Friday night, I finished working on "Love Stinks" fairly early. That was after I talked about KH. It seems we learned about the Constitution in high school. That leaves me thinking the current infatuation with fascism is linked to the poor quality of American schools.
Saturday, I woke early over the objections of my aching back. I needed groceries, which is why I caught the 8:45 bus downtown and the 9:15 bus to Payless. If I have not said this before, let me say it now: riding buses is a good exercise for building up one's patience. At Payless, I ran into a fellow from work who gave me a ride back here. That was a little after 10.
I started lunch, listened to Backwoods on WMBR, and worked my way through email and blog posts. What I intended for my meal was a pork stew. That turned out well.
I remember crashing Chrome trying to download music in the afternoon and early evening. I got back to "Love Stinks" late in the afternoon. My only departure was a trip to McClure's for caffeine. I got RC because I've run the store out of Coke Zero, and it was too bloody cold for a walk down to Dollar General.
My ride to church had family coming in, so no church. That meant writing today. It also meant I could sleep in; which came in handy since I was up like every two hours.
What have I done int he past 3 hours? It doesn't seem like much - read some of my email; two blog posts written; and some articles read from The Guardian.
Yesterday, between browser crashes, I read a paper on the Greek church in America. Its complaint was it resisted English in its services and was more a repository of Greek nationalism. I saw that at Ft. Dix with the Greeks. The Antiochians have English, with a chanter also doing parts in Arabic (Syrian? Not sure if there's a difference, but it is interesting to hear.) So, I read this interview that came via The Orthodox Christian Laity newsletter about the church in Greece. I don't hear the problem noted above being solved. Then there is more - the criticism of same-sex messages (albeit, I want to point out, there is a criticism of taboo) and the problem of Gerontism. Which might be of interest to you, too.

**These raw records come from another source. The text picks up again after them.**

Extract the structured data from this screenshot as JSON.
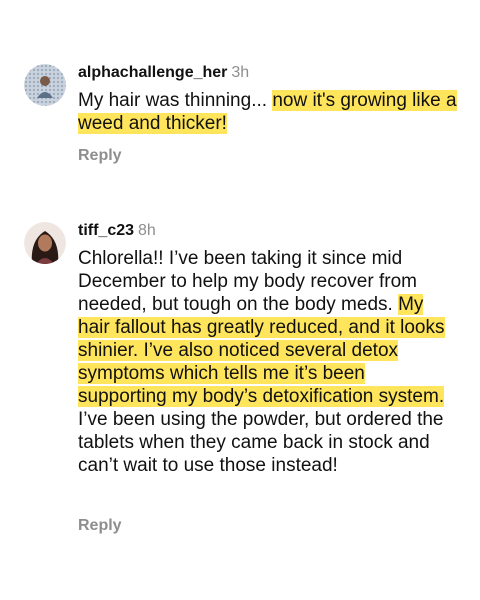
{
  "comments": [
    {
      "username": "alphachallenge_her",
      "time": "3h",
      "text_plain_1": "My hair was thinning... ",
      "text_highlight_1": "now it's growing like a weed and thicker!",
      "reply_label": "Reply",
      "avatar_icon": "user-avatar-icon"
    },
    {
      "username": "tiff_c23",
      "time": "8h",
      "text_plain_1": "Chlorella!! I’ve been taking it since mid December to help my body recover from needed, but tough on the body meds. ",
      "text_highlight_1": "My hair fallout has greatly reduced, and it looks shinier. I’ve also noticed several detox symptoms which tells me it’s been supporting my body’s detoxification system.",
      "text_plain_2": " I’ve been using the powder, but ordered the tablets when they came back in stock and can’t wait to use those instead!",
      "reply_label": "Reply",
      "avatar_icon": "user-avatar-icon"
    }
  ],
  "colors": {
    "highlight": "#ffe55c",
    "muted": "#8e8e8e",
    "text": "#111111"
  }
}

Here is a novel I would like to have written: You Dreamed of Empires by Álvaro Enrigue review – the birth of Mexico:
Throughout the book, Enrigue (and in English his excellent translator, Natasha Wimmer) boldly uses modern language to recreate the past: Moctezuma’s advisers think of the conquistadors as a “pack of clowns”; Tlalpotonqui “had Moctezuma’s back”, and can stay outwardly calm “even if inside he was about to lose his shit”. Parts of the novel play like an Aztec West Wing, taking us deep into the political manoeuvrings of the royal court but blending its particularities with 21st-century psychology. It’s a rich approach that achieves a hallucinatory vividness.
***
Their methods differ, but both writers are doing versions of the same thing: forging a link between the moment in which we read and the moment their work describes. In Enrigue’s case that link is of fundamental importance: he is portraying the encounter in which Cortés fathered his country and, in a brilliant twist, presenting an Oedipal counterfactual. But before that, still hearing T-Rex, Moctezuma gazes into a bowl filled with the blood of sacrificed doves and is presented with an image that takes a long time to form “because it came from very far away. When it was finally sharp and clear, it made no sense to him.” What he sees is Enrigue, at a house on Long Island, writing the novel in which the emperor appears.
Would that I had not wasted my time.
I still await "Poor things" arriving in Muncie; I intend my next movie to be tomorrow and be Ferrari (it will be my reward for working today on my novel). In the meantime I have items like ‘My films are all problematic children’: director Yorgos Lanthimos on Poor Things, shame and his creative soulmate Emma Stone to keep me occupied. Alasdair Gray needs to be read!
Poor Things was adapted by Lanthimos and screenwriter Tony McNamara from a celebrated 1992 novel by Alasdair Gray, the Scottish writer who won both the Whitbread award and the Guardian Fiction prize for the book, and who was described in the Guardian’s 2019 obituary as “the father figure of the renaissance in Scottish literature and art”. In the novel, a rambunctious Victorian pastiche, Gray presents several competing accounts of the life of Bella Baxter. In one version, it is claimed that Dr Godwin Baxter swapped the brain of a drowned woman with that of her unborn foetus, creating a child-like adult with no sense of moral decorum, who embarks on an uninhibited journey of discovery. In another, such claims are dismissed as fantastical tales, reeking “of all that was morbid in that most morbid of centuries, the nineteenth”, wantonly plagiarising “episodes and phrases to be found in Hogg’s Suicide’s Grave, with additional ghouleries from the works of Mary Shelley and Edgar Allan Poe”.
This is what a Booker-nominated writer sounds like: Yankee Swap: a short story by the Booker-nominated author Jonathan Escoffery.
There is a winter weather advisory in the west of Indiana. I need to get prepped and make a journey to Dollar General. I have been going back and forth to "Love Stinks" looking for a repetition, the plotting is all screwy thanks to the missing sections.
Back from spending money like a sailor at Dollar General, onto my novel. It may be there will be no movie tomorrow - it is looking grim outside.